Dia menulis buku Islam dan Sosialisme. Kalau menurut rumusan Dr. Roeslan Abdulgani, Pancasila adalah aliran sosialis yang ilmiah dan religius. Pasti Pak Tjokro menentukan corak religiusnya.

Pak Tjokro pemimpin nasional yang paripurna. Asas perjuangannya yang progresif tidak saja di bidang politik dan sosial-ekonomi, juga dalam bidang pendidikan. Pendidikan dari sekolah dasar sampai universitas menjadi perhatiannya.

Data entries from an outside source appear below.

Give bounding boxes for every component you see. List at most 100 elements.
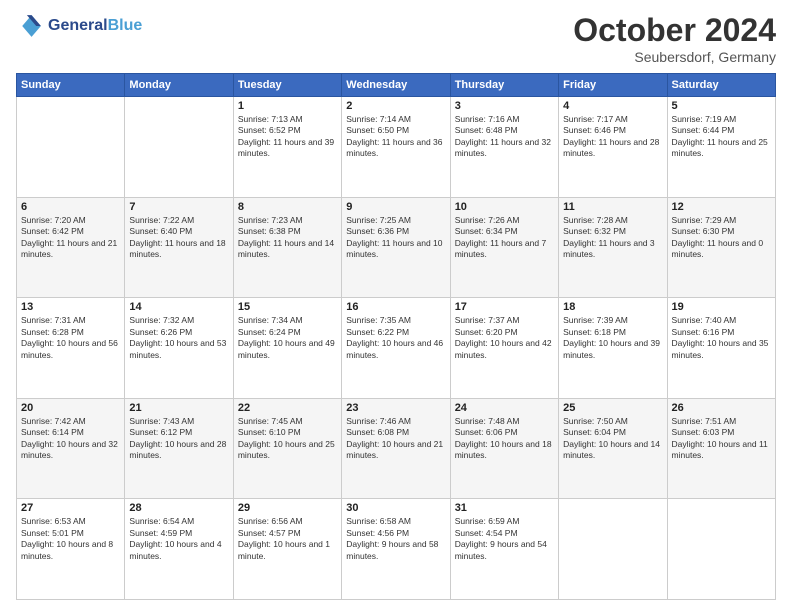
cell-day-number: 26 [672,402,771,414]
cell-info: Sunrise: 7:14 AMSunset: 6:50 PMDaylight:… [346,114,445,160]
cell-day-number: 20 [21,402,120,414]
cell-info: Sunrise: 6:54 AMSunset: 4:59 PMDaylight:… [129,516,228,562]
cell-info: Sunrise: 7:43 AMSunset: 6:12 PMDaylight:… [129,416,228,462]
cell-day-number: 10 [455,201,554,213]
calendar-cell: 10 Sunrise: 7:26 AMSunset: 6:34 PMDayligh… [450,197,558,298]
calendar-cell: 17Sunrise: 7:37 AMSunset: 6:20 PMDayligh… [450,298,558,399]
cell-day-number: 14 [129,301,228,313]
calendar-cell: 13Sunrise: 7:31 AMSunset: 6:28 PMDayligh… [17,298,125,399]
calendar-cell: 9 Sunrise: 7:25 AMSunset: 6:36 PMDaylight… [342,197,450,298]
cell-day-number: 29 [238,502,337,514]
calendar-cell: 20 Sunrise: 7:42 AMSunset: 6:14 PMDayligh… [17,398,125,499]
calendar-week-row: 1 Sunrise: 7:13 AMSunset: 6:52 PMDaylight… [17,97,776,198]
calendar-cell [559,499,667,600]
cell-day-number: 7 [129,201,228,213]
calendar-cell [667,499,775,600]
cell-info: Sunrise: 7:26 AMSunset: 6:34 PMDaylight:… [455,215,554,261]
cell-info: Sunrise: 7:48 AMSunset: 6:06 PMDaylight:… [455,416,554,462]
calendar-cell [17,97,125,198]
cell-day-number: 23 [346,402,445,414]
cell-day-number: 12 [672,201,771,213]
calendar-cell: 5 Sunrise: 7:19 AMSunset: 6:44 PMDaylight… [667,97,775,198]
cell-info: Sunrise: 7:37 AMSunset: 6:20 PMDaylight:… [455,315,554,361]
calendar-cell: 2 Sunrise: 7:14 AMSunset: 6:50 PMDaylight… [342,97,450,198]
calendar-cell: 22 Sunrise: 7:45 AMSunset: 6:10 PMDayligh… [233,398,341,499]
calendar-cell: 29Sunrise: 6:56 AMSunset: 4:57 PMDayligh… [233,499,341,600]
cell-info: Sunrise: 7:35 AMSunset: 6:22 PMDaylight:… [346,315,445,361]
calendar-cell: 30Sunrise: 6:58 AMSunset: 4:56 PMDayligh… [342,499,450,600]
cell-day-number: 25 [563,402,662,414]
cell-info: Sunrise: 7:20 AMSunset: 6:42 PMDaylight:… [21,215,120,261]
calendar-cell: 1 Sunrise: 7:13 AMSunset: 6:52 PMDaylight… [233,97,341,198]
calendar-cell: 23 Sunrise: 7:46 AMSunset: 6:08 PMDayligh… [342,398,450,499]
cell-info: Sunrise: 7:23 AMSunset: 6:38 PMDaylight:… [238,215,337,261]
cell-day-number: 16 [346,301,445,313]
location: Seubersdorf, Germany [573,49,776,65]
cell-day-number: 6 [21,201,120,213]
cell-info: Sunrise: 7:39 AMSunset: 6:18 PMDaylight:… [563,315,662,361]
cell-day-number: 22 [238,402,337,414]
calendar-header-thursday: Thursday [450,74,558,97]
cell-day-number: 15 [238,301,337,313]
cell-info: Sunrise: 7:17 AMSunset: 6:46 PMDaylight:… [563,114,662,160]
header: GeneralBlue October 2024 Seubersdorf, Ge… [16,12,776,65]
logo: GeneralBlue [16,12,142,40]
calendar-cell: 16 Sunrise: 7:35 AMSunset: 6:22 PMDayligh… [342,298,450,399]
page: GeneralBlue October 2024 Seubersdorf, Ge… [0,0,792,612]
calendar-cell: 31 Sunrise: 6:59 AMSunset: 4:54 PMDayligh… [450,499,558,600]
calendar-week-row: 27Sunrise: 6:53 AMSunset: 5:01 PMDayligh… [17,499,776,600]
cell-info: Sunrise: 7:40 AMSunset: 6:16 PMDaylight:… [672,315,771,361]
cell-day-number: 2 [346,100,445,112]
title-block: October 2024 Seubersdorf, Germany [573,12,776,65]
cell-day-number: 8 [238,201,337,213]
calendar-cell: 21 Sunrise: 7:43 AMSunset: 6:12 PMDayligh… [125,398,233,499]
cell-info: Sunrise: 7:25 AMSunset: 6:36 PMDaylight:… [346,215,445,261]
calendar-cell: 25 Sunrise: 7:50 AMSunset: 6:04 PMDayligh… [559,398,667,499]
cell-day-number: 1 [238,100,337,112]
cell-info: Sunrise: 7:46 AMSunset: 6:08 PMDaylight:… [346,416,445,462]
cell-day-number: 24 [455,402,554,414]
calendar-week-row: 6 Sunrise: 7:20 AMSunset: 6:42 PMDaylight… [17,197,776,298]
calendar-cell: 8 Sunrise: 7:23 AMSunset: 6:38 PMDaylight… [233,197,341,298]
calendar-week-row: 13Sunrise: 7:31 AMSunset: 6:28 PMDayligh… [17,298,776,399]
calendar-cell: 15Sunrise: 7:34 AMSunset: 6:24 PMDayligh… [233,298,341,399]
calendar-cell: 28 Sunrise: 6:54 AMSunset: 4:59 PMDayligh… [125,499,233,600]
cell-info: Sunrise: 7:28 AMSunset: 6:32 PMDaylight:… [563,215,662,261]
cell-day-number: 19 [672,301,771,313]
calendar-cell: 27Sunrise: 6:53 AMSunset: 5:01 PMDayligh… [17,499,125,600]
calendar-header-friday: Friday [559,74,667,97]
cell-info: Sunrise: 7:29 AMSunset: 6:30 PMDaylight:… [672,215,771,261]
logo-general: General [48,17,108,34]
calendar-cell: 4 Sunrise: 7:17 AMSunset: 6:46 PMDaylight… [559,97,667,198]
cell-day-number: 4 [563,100,662,112]
cell-day-number: 3 [455,100,554,112]
cell-day-number: 31 [455,502,554,514]
calendar-cell: 14 Sunrise: 7:32 AMSunset: 6:26 PMDayligh… [125,298,233,399]
cell-info: Sunrise: 7:19 AMSunset: 6:44 PMDaylight:… [672,114,771,160]
cell-day-number: 5 [672,100,771,112]
cell-info: Sunrise: 7:13 AMSunset: 6:52 PMDaylight:… [238,114,337,160]
calendar-header-wednesday: Wednesday [342,74,450,97]
cell-info: Sunrise: 7:22 AMSunset: 6:40 PMDaylight:… [129,215,228,261]
cell-info: Sunrise: 7:32 AMSunset: 6:26 PMDaylight:… [129,315,228,361]
cell-info: Sunrise: 6:53 AMSunset: 5:01 PMDaylight:… [21,516,120,562]
calendar-cell: 11 Sunrise: 7:28 AMSunset: 6:32 PMDayligh… [559,197,667,298]
cell-info: Sunrise: 7:45 AMSunset: 6:10 PMDaylight:… [238,416,337,462]
logo-text: GeneralBlue [48,17,142,35]
calendar-cell: 26Sunrise: 7:51 AMSunset: 6:03 PMDayligh… [667,398,775,499]
calendar-cell: 24 Sunrise: 7:48 AMSunset: 6:06 PMDayligh… [450,398,558,499]
logo-icon [16,12,44,40]
month-title: October 2024 [573,12,776,49]
calendar-header-tuesday: Tuesday [233,74,341,97]
cell-info: Sunrise: 6:59 AMSunset: 4:54 PMDaylight:… [455,516,554,562]
cell-info: Sunrise: 7:42 AMSunset: 6:14 PMDaylight:… [21,416,120,462]
cell-day-number: 11 [563,201,662,213]
cell-info: Sunrise: 7:16 AMSunset: 6:48 PMDaylight:… [455,114,554,160]
cell-day-number: 9 [346,201,445,213]
cell-info: Sunrise: 7:50 AMSunset: 6:04 PMDaylight:… [563,416,662,462]
cell-day-number: 28 [129,502,228,514]
cell-day-number: 13 [21,301,120,313]
logo-blue: Blue [108,17,143,34]
calendar-week-row: 20 Sunrise: 7:42 AMSunset: 6:14 PMDayligh… [17,398,776,499]
cell-day-number: 21 [129,402,228,414]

Ini pernah ditulis panjang lebar dalam Muslim National Onderwijs dan dikemukakan dalam Kongres Partai Sarekat Islam Indonesia (PSII) perubahan dari SI tahun 1925:

"Di mana asas-asas Islam itu adalah asas-asas yang menuju demokrasi dan sosialisme dan asas-asas itu juga menuju maksud akan mencapai cita-cita kemerdekaan umat dan kemerdekaan negeri tumpah darah, maka kalau kita kaum muslimin mendirikan sekolah-sekolah kita sendiri, tak boleh tidak pengajaran yang diberikan di dalamnya haruslah pengajaran yang mengandung pendidikan akan menjadikan muslim yang sejati dan bersifat nasional dalam arti kata, menuju maksud akan mencapai cita-cita kemerdekaan umat."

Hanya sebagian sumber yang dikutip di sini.